Surprising that a desktop can rival a dedicated slide scanner..technology moves on


----------



## Dr.G. (Aug 4, 2001)

Macdoc, I shall await your views about the iMac RAM question I posted in another thread. Our MacMaven here at MUN felt the same way about Epson scanners as you do, so you run in good company.


----------



## CubaMark (Feb 16, 2001)

For what it's worth, we've been using a Pacific Image PF 3600 Pro dedicated slide scanner with our FP iMac 800. The driver only works from within Photoshop, but since that's where the images end up anyway, it's no big deal.

I'll give P.I. kudos for getting the scanner support out so quickly. They did it faster than Canon did for our N650U.

(I'm still burning  that there is no standalone toolbox in OS X for the Canon scanner)

M.


----------



## Dr.G. (Aug 4, 2001)

CubaMark, what about those of us who will not be utilizing PhotoShop?
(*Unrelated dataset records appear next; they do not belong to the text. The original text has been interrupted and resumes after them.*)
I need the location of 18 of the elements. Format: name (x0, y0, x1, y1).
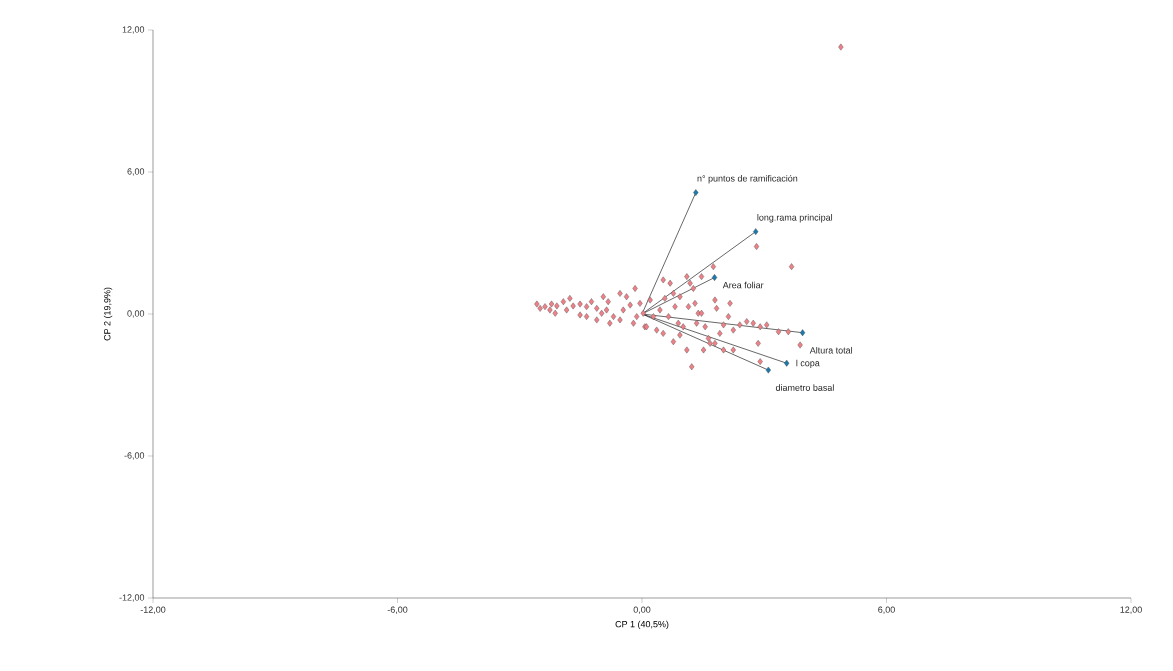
annotation: n° puntos de ramificación (697, 174, 798, 184)
annotation: long.rama principal (757, 214, 833, 223)
x-tick-label: -6,00 (387, 606, 408, 614)
y-tick-label: -12,00 (119, 594, 145, 602)
y-axis-title: CP 2 (19,9%) (103, 287, 113, 341)
annotation: Area foliar (722, 281, 764, 289)
x-tick-label: 12,00 (1120, 606, 1142, 614)
y-tick-label: 6,00 (127, 168, 145, 176)
y-tick-label: -6,00 (124, 452, 145, 460)
y-tick-label: 12,00 (122, 26, 145, 34)
x-axis-title: CP 1 (40,5%) (615, 620, 669, 630)
annotation: diametro basal (775, 384, 834, 391)
x-tick-label: -12,00 (140, 606, 166, 614)
x-tick-label: 0,00 (633, 606, 651, 614)
y-tick-label: 0,00 (127, 310, 145, 318)
annotation: l copa (796, 359, 820, 369)
x-tick-label: 6,00 (878, 606, 895, 614)
annotation: Altura total (809, 346, 853, 354)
Would Photoshop Elements be an acceptable program to utilize with the various scanners that are out there on the market?


----------



## MacDoc (Nov 3, 2001)

Since I've got 19 years in the Mac biz perhaps it should read "so HE runs in good company.  

The 3200 is perfect for your work Dr. G - DON'T over analyse this.


----------



## ehMax (Feb 17, 2000)

I second the 3200. Really nice scanner with OS X support in box. Comes bundled with Photoshop Elements. Really nice program. If you have FireWire on your Mac, make sure you pick up a 6 to 6 pin firewire cable. (The scanner only comes with USB). Makes a significant difference in the time it takes for the whole scan to complete. 










*Epson 3200*


----------



## MacDoc (Nov 3, 2001)

Clack clack..the tribe has spoken 

[ April 23, 2003, 10:14 PM: Message edited by: macdoc ]


----------



## Dr.G. (Aug 4, 2001)

Macdoc, I stand corrected. Thus, the tribe has spoken.............but for whom? I am sold, but what about Bjornbro? I am sorry if I have hijacked this thread, mon ami. I shall be silent now and let the Mac Mavens help you as well. Paix.
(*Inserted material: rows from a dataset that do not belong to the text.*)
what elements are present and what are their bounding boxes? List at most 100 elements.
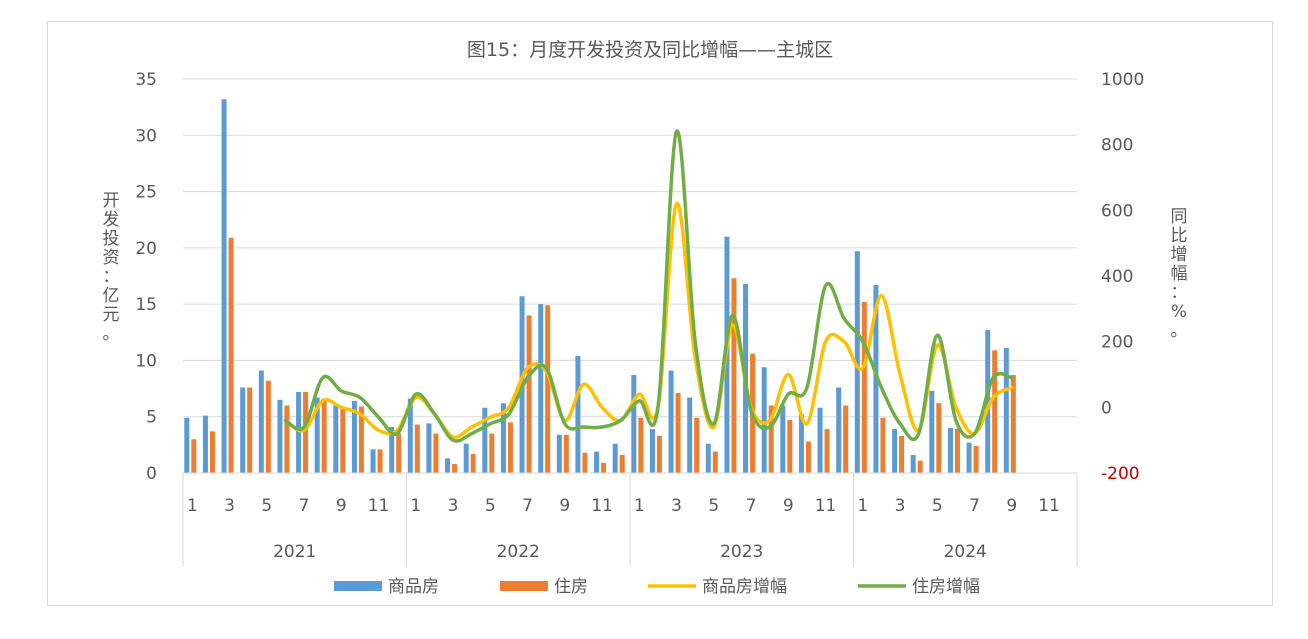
bar-商品房 [761, 367, 767, 473]
bar-住房 [247, 387, 253, 473]
bar-住房 [526, 315, 532, 473]
bar-住房 [340, 406, 346, 473]
bar-商品房 [1003, 348, 1009, 473]
bar-商品房 [892, 429, 898, 473]
x-tick-label: 1 [187, 496, 198, 516]
bar-住房 [209, 431, 215, 473]
x-tick-label: 11 [368, 496, 390, 516]
bar-住房 [936, 403, 942, 473]
x-tick-label: 5 [708, 496, 719, 516]
bar-住房 [917, 460, 923, 473]
x-tick-label: 9 [1006, 496, 1017, 516]
x-tick-label: 3 [448, 496, 459, 516]
bar-住房 [861, 301, 867, 473]
bar-住房 [843, 405, 849, 473]
bar-住房 [582, 452, 588, 473]
bars [184, 99, 1016, 474]
bar-商品房 [873, 285, 879, 473]
y2-tick-label: 0 [1101, 398, 1112, 418]
chart-title: 图15：月度开发投资及同比增幅——主城区 [467, 39, 833, 61]
bar-商品房 [277, 399, 283, 473]
bar-商品房 [594, 451, 600, 473]
bar-商品房 [780, 405, 786, 473]
bar-住房 [805, 441, 811, 473]
legend-label: 商品房 [388, 577, 439, 597]
x-group-label: 2023 [720, 542, 763, 562]
x-tick-label: 5 [485, 496, 496, 516]
bar-商品房 [854, 251, 860, 473]
bar-住房 [1010, 375, 1016, 473]
x-tick-label: 3 [895, 496, 906, 516]
bar-住房 [452, 463, 458, 473]
legend-swatch [500, 581, 548, 591]
bar-住房 [787, 420, 793, 473]
bar-住房 [638, 417, 644, 473]
bar-住房 [880, 417, 886, 473]
legend-label: 住房增幅 [912, 577, 980, 597]
x-tick-label: 5 [932, 496, 943, 516]
x-tick-label: 11 [815, 496, 837, 516]
bar-住房 [601, 462, 607, 473]
y2-tick-label: 600 [1101, 201, 1133, 221]
bar-商品房 [258, 370, 264, 473]
legend-swatch [334, 581, 382, 591]
bar-住房 [433, 433, 439, 473]
bar-商品房 [240, 387, 246, 473]
bar-商品房 [463, 443, 469, 473]
bar-住房 [284, 405, 290, 473]
bar-住房 [191, 439, 197, 473]
lines [283, 129, 1014, 443]
bar-住房 [507, 422, 513, 473]
bar-商品房 [668, 370, 674, 473]
y-axis-label: 开发投资：亿元。 [103, 191, 120, 344]
y-tick-label: 5 [146, 408, 157, 428]
y-tick-label: 20 [135, 239, 157, 259]
y-tick-label: 25 [135, 183, 157, 203]
bar-商品房 [705, 443, 711, 473]
bar-商品房 [370, 449, 376, 473]
bar-商品房 [426, 423, 432, 473]
y2-tick-label: 400 [1101, 267, 1133, 287]
x-group-label: 2022 [497, 542, 540, 562]
bar-住房 [675, 393, 681, 473]
bar-商品房 [333, 405, 339, 473]
bar-住房 [265, 380, 271, 473]
x-group-label: 2021 [273, 542, 316, 562]
bar-住房 [712, 451, 718, 473]
x-tick-label: 9 [559, 496, 570, 516]
y2-tick-label: 1000 [1101, 70, 1144, 90]
x-tick-label: 9 [783, 496, 794, 516]
y2-tick-label: 800 [1101, 136, 1133, 156]
bar-商品房 [817, 407, 823, 473]
legend: 商品房 住房 商品房增幅 住房增幅 [334, 577, 980, 597]
bar-商品房 [649, 429, 655, 473]
bar-住房 [992, 350, 998, 473]
bar-商品房 [966, 442, 972, 473]
bar-商品房 [482, 407, 488, 473]
y2-tick-label: 200 [1101, 333, 1133, 353]
bar-商品房 [985, 330, 991, 473]
bar-商品房 [947, 427, 953, 473]
bar-住房 [768, 405, 774, 473]
bar-住房 [954, 429, 960, 473]
bar-商品房 [445, 458, 451, 473]
bar-住房 [396, 433, 402, 473]
bar-住房 [321, 398, 327, 473]
bar-住房 [824, 429, 830, 473]
x-tick-label: 1 [634, 496, 645, 516]
bar-商品房 [184, 417, 190, 473]
y2-axis-label: 同比增幅：%。 [1171, 207, 1188, 341]
x-tick-label: 9 [336, 496, 347, 516]
bar-商品房 [500, 403, 506, 473]
x-tick-label: 7 [299, 496, 310, 516]
bar-住房 [656, 435, 662, 473]
chart-frame [47, 21, 1273, 606]
line-商品房增幅 [283, 201, 1014, 439]
x-tick-label: 11 [1038, 496, 1060, 516]
x-tick-label: 3 [224, 496, 235, 516]
bar-住房 [489, 433, 495, 473]
bar-商品房 [314, 397, 320, 473]
bar-商品房 [836, 387, 842, 473]
y-tick-label: 10 [135, 351, 157, 371]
How IS your little girl? Give her a hug for me, please. I LOVE children her age.


----------



## Bjornbro (Feb 19, 2000)

Thanks everybody, I never even considered the Epson model described. I was probably going to go with a Pacific Image model like CubaMark mentioned, but I think I'll go for the Epson instead.
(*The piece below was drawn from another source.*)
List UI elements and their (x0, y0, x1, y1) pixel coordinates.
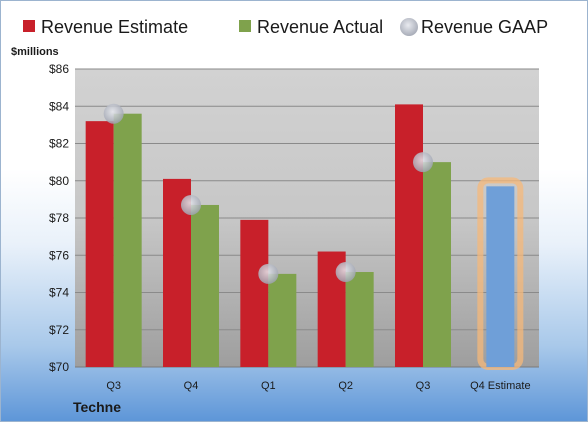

Baby update: she's exactly 12 weeks old today, and 14lbs, 6oz. Her eye colour is changing too, I'll call it "Athabasca Blue", the same bright blue colour you see in glaciers.


----------



## Dr.G. (Aug 4, 2001)

Bjornbro, she sounds beautiful. Enjoy her at this age, since you will be amazed at the growth spurts coming soon. I wish I had a digital camera back in the days when my son was this age, since I could be one of the first to fill up a computer's hard drive with baby pictures. I shall never be able to scan them all, but I do have a few hundred of the classic shots of my son. Enjoy....


----------